We’ve already seen how the US ignored world opinion and geopolitical consensus to invade Iraq, but it wasn’t the first time. In 1984 it simply ignored the International Court of Justice sanction against its bombing of Nicaragua and then-President Regan continued wiping the defenceless country virtually off the map with gay abandon. The US didn’t make the same mistake twice though, voting against the International Criminal Court in 1998 and effectively killing it since no international effort can survive without US support.

But now we’re entering a dangerous new historical period. Not because a shadowy, self-appointed, unelected meta-government looms – just the opposite, in fact. Historically as we enter financial crises (such as the current one spruikers with book deals keep telling us is the worst since the great depression), we tend to opt out of the brotherhood of man. Governments stoke fear of the Godless hordes over the hill coming for our jobs and women.
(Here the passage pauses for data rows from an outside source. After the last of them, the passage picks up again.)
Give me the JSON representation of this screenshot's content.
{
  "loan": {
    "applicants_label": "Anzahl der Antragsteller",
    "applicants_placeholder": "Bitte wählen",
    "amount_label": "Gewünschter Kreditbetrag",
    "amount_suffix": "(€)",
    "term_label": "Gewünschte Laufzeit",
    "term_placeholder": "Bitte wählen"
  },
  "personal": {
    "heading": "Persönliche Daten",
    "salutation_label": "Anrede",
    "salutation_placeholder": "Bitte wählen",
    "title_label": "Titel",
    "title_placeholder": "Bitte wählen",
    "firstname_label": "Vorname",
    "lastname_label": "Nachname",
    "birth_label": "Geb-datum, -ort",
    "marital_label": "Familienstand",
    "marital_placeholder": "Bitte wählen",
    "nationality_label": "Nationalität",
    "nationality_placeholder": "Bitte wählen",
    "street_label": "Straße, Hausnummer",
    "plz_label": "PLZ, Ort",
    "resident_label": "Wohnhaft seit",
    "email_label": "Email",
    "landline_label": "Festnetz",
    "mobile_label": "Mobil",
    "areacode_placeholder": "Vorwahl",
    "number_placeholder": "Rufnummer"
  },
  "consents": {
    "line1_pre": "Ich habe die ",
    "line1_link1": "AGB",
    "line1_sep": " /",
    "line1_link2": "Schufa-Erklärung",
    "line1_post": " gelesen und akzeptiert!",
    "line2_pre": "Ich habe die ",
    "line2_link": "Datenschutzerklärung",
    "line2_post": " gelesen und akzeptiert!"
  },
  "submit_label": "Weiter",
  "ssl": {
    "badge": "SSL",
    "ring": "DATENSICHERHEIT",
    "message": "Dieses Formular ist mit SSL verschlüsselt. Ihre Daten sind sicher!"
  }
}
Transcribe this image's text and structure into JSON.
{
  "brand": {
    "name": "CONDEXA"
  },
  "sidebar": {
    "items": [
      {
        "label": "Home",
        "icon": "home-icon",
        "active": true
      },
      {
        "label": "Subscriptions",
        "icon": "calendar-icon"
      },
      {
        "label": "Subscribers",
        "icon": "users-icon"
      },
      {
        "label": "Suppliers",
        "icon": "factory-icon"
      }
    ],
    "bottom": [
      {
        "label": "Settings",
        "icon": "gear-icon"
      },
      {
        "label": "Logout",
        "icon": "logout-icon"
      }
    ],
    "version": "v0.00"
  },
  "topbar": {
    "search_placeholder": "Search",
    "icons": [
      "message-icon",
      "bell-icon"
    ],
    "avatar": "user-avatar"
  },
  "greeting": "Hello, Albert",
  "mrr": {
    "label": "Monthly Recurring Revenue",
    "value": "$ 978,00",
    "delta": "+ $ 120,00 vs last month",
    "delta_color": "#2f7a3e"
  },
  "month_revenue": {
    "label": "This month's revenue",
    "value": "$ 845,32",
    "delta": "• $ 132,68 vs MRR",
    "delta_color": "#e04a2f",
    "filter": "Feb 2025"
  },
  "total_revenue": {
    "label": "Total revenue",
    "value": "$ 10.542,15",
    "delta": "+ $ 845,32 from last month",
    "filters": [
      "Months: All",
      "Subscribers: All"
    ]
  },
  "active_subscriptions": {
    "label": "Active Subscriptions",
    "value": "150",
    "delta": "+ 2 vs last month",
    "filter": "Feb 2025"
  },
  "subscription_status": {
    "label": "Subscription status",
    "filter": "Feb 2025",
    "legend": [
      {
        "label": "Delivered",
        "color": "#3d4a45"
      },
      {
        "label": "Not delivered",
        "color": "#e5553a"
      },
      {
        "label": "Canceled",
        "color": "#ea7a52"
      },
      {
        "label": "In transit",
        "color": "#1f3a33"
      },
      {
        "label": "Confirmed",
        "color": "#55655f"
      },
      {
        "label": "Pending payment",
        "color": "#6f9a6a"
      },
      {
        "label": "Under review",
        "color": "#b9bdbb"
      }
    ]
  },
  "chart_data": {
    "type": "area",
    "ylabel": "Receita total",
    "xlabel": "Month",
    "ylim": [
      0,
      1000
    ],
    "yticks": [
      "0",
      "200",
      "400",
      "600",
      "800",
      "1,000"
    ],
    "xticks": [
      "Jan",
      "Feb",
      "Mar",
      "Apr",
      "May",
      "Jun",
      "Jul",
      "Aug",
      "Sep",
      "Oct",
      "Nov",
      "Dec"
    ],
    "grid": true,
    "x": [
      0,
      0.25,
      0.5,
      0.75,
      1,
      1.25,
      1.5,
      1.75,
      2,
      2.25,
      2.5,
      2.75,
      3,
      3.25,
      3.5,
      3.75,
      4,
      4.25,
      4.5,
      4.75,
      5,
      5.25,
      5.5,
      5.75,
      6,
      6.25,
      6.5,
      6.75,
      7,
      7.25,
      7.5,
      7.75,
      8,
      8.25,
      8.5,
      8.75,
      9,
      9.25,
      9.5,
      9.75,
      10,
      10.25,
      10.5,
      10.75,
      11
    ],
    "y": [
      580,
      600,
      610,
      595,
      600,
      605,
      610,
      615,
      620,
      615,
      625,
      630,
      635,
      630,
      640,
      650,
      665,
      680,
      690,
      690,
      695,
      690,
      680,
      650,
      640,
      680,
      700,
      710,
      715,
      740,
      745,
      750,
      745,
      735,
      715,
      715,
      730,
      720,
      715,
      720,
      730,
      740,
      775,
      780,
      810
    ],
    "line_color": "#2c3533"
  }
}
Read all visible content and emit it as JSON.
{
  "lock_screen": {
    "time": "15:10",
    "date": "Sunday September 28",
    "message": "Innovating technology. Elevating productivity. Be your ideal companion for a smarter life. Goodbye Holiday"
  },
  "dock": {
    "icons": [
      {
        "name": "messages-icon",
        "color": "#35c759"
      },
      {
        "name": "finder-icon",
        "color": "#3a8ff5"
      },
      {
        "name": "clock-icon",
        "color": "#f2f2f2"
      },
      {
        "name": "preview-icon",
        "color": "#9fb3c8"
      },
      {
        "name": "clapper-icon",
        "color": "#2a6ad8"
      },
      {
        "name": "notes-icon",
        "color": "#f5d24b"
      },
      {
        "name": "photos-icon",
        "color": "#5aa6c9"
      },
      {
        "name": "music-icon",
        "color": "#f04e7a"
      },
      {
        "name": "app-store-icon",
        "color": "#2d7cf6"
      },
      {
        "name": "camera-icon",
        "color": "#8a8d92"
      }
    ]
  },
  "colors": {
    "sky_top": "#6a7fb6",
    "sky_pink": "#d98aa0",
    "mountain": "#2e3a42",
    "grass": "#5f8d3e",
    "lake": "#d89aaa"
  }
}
Nations batten down the economic and political hatches, and if the US in particular returns to isolationism it spells trouble in a world where most, if not all countries rely on the US for imports, exports or aid.

Trying to head off just such a scenario, British Prime Minister Gordon Brown addressed US Congress in early March 2009, only the fifth UK PM to do so. He stoked egos and assured fealty, calling the US ‘indispensible’, but his speech was also a call to arms to strengthen ties rather than draw away from each other. Somewhat diplomatically avoiding the inconvenient truth that it was US mortgage speculators who got the world into this mess, Brown praised the innovation of US business as our chance to get out of ‘an economic hurricane’.

‘Never before have I seen a world so willing to come together,’ he told the gathering. ‘Never before has that been more needed, and never before have the benefits of co-operation been so far reaching.’

Brown may be right. If we devolve into a world of disconnected islands in lonely oceans the environment will still be slowly dying. Spam and porn will still cripple the information superhighway. There are some problems we can only address as a planet, not a collection of countries. What we need is more international co-operation, not less. Can that be different from unelected global leadership? This time, truly, the world may just depend on it.